Federal Grant helps First Nations preschoolers to learn on Country
Three to five year olds in Lake Tyers (Bung Yarnda), a small Victorian Aboriginal community have returned from summer holidays to a newly designed outdoor kindergarten, offering cultural learning activities and adventures on-Country, thanks to a grant from the Federal Government.
Lake Tyers’ kindergarten teacher Natalie Beveridge explained that the kindergarten is locally-designed to integrate Gunaikurnai culture and history, with practical ways for children to remain connected to Country.
“We’re building a bush tucker garden, a mud kitchen with a yarning circle and our Gunai Kurnai culturally-painted concrete serpent path to welcome the kids at the entrance,” she said.
“With the Commonwealth’s funding, this outdoor kindergarten is already bringing all of us – teachers, parents, community and of course the children – pride and joy. Having a dedicated, stand-alone kindergarten with outdoor learning creates an opportunity for the children to become adjusted to the structure of primary school.”
The $45,000 Federal investment means preschoolers will have a tailor-made outdoor learning and playground, offering;
- a bush tucker garden,
- play equipment,
- mud hut and yarning circle, and;
- artwork, including a rainbow serpent mural path.
“This funding doesn’t just give our littlest mob a new locally-designed kindergarten and playground, it will also help facilitate their connection to Country and culture,” Senator Jana Stewart said.
“The Gunaikurnai lands are a beautiful part of our nation, with a long and rich history. It cannot be understated how critical outdoor learning and On-Country adventures will be to First Nations children along the south coast.”
Works on the outdoor kindergarten are almost complete, with an official opening to take place next month after the kindergarten term resumes for the new year.
On-Country adventures including nature walks with Traditional Owners and Elders are also planned for 2024, giving the youngest First Nations learners the chance to strengthen their connection to Country, culture and Gunaikurnai heritage.
“The Albanese Government is committed to supporting locally-led and culturally-appropriate programs, including early childhood learning,” Linda Burney, Minister for Indigenous Australians said.
“The Commonwealth is proud to fund Lake Tyers Aboriginal Trust’s outdoor kindergarten, where the community, its cultural identity and heritage underpin the preschool’s early education program for the littlest First Nations learners, to thrive.”

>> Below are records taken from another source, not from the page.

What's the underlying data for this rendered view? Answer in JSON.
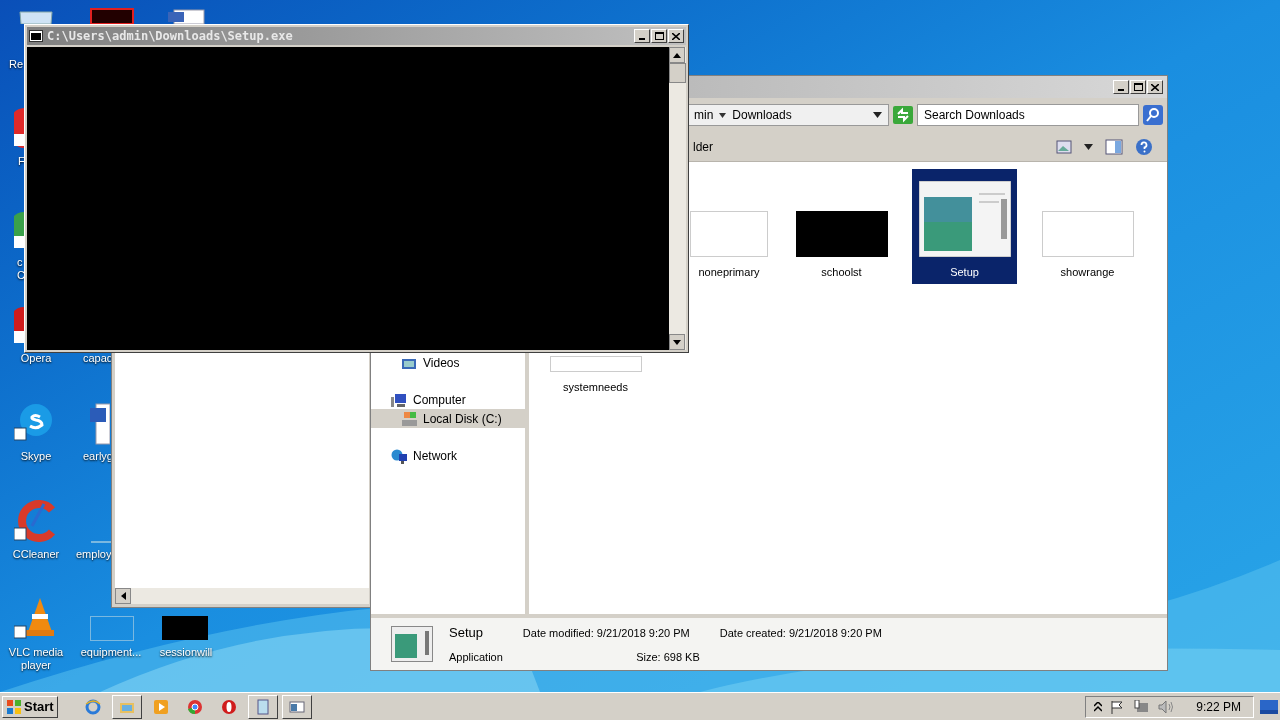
{
  "desktop_icons": [
    {
      "label": "Re",
      "kind": "bin"
    },
    {
      "label": "F",
      "kind": "redball"
    },
    {
      "label": "c\nC",
      "kind": "chrome"
    },
    {
      "label": "Opera",
      "kind": "opera"
    },
    {
      "label": "capad",
      "kind": "hidden"
    },
    {
      "label": "Skype",
      "kind": "skype"
    },
    {
      "label": "earlyg",
      "kind": "word"
    },
    {
      "label": "CCleaner",
      "kind": "ccleaner"
    },
    {
      "label": "employ",
      "kind": "line"
    },
    {
      "label": "VLC media\nplayer",
      "kind": "vlc"
    },
    {
      "label": "equipment...",
      "kind": "outline"
    },
    {
      "label": "sessionwill",
      "kind": "black"
    }
  ],
  "console": {
    "title": "C:\\Users\\admin\\Downloads\\Setup.exe"
  },
  "explorer": {
    "breadcrumb": [
      "min",
      "Downloads"
    ],
    "search": {
      "placeholder": "Search Downloads"
    },
    "toolbar_text": "lder",
    "nav": [
      {
        "label": "Videos",
        "kind": "videos",
        "selected": false
      },
      {
        "label": "Computer",
        "kind": "computer",
        "selected": false
      },
      {
        "label": "Local Disk (C:)",
        "kind": "disk",
        "selected": true
      },
      {
        "label": "Network",
        "kind": "network",
        "selected": false
      }
    ],
    "files": [
      {
        "name": "noneprimary",
        "kind": "blank",
        "selected": false
      },
      {
        "name": "schoolst",
        "kind": "dark",
        "selected": false
      },
      {
        "name": "Setup",
        "kind": "app",
        "selected": true
      },
      {
        "name": "showrange",
        "kind": "blank",
        "selected": false
      },
      {
        "name": "systemneeds",
        "kind": "blank",
        "selected": false
      }
    ],
    "details": {
      "name": "Setup",
      "type": "Application",
      "fields": [
        {
          "label": "Date modified:",
          "value": "9/21/2018 9:20 PM"
        },
        {
          "label": "Date created:",
          "value": "9/21/2018 9:20 PM"
        },
        {
          "label": "Size:",
          "value": "698 KB"
        }
      ]
    }
  },
  "taskbar": {
    "start": "Start",
    "apps": [
      {
        "kind": "ie",
        "pressed": false
      },
      {
        "kind": "folder",
        "pressed": true
      },
      {
        "kind": "media",
        "pressed": false
      },
      {
        "kind": "chrome",
        "pressed": false
      },
      {
        "kind": "opera",
        "pressed": false
      },
      {
        "kind": "notepad",
        "pressed": true
      },
      {
        "kind": "window",
        "pressed": true
      }
    ],
    "clock": "9:22 PM"
  }
}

For Nicole Morgan, a parent using the service for the education and care of three year old Ari, the playground and outdoor learning service is a welcome development.
“The entire community is so excited to see our children develop their connection with culture and Country, while being able to play and explore their surroundings,” she said.
“As a family, we’re thrilled that Lake Tyers offers a culturally-led early learning kindergarten where the little ones can learn about their ancestors, the unique plants and animals – and be proud of who they are and where we live.”
Mikila Sharkie, CEO Lake Tyers Aboriginal Children’s Services said the development of the service is an exciting moment.
“For the first time since the childcare opened over 30 years ago, we’ve built a dedicated kindergarten for preschoolers, while the day care centre – where the kindy was until September 2023 – is now exclusive for the under 3-year-olds,” she shared.
“We know that early childhood education provides important opportunities for learning, development and social experiences; but what makes Lake Tyers kindergarten unique is the connection with Gunaikurnai culture, Country and history which are important foundations for little people to grow-up with a strong sense of identity and pride.”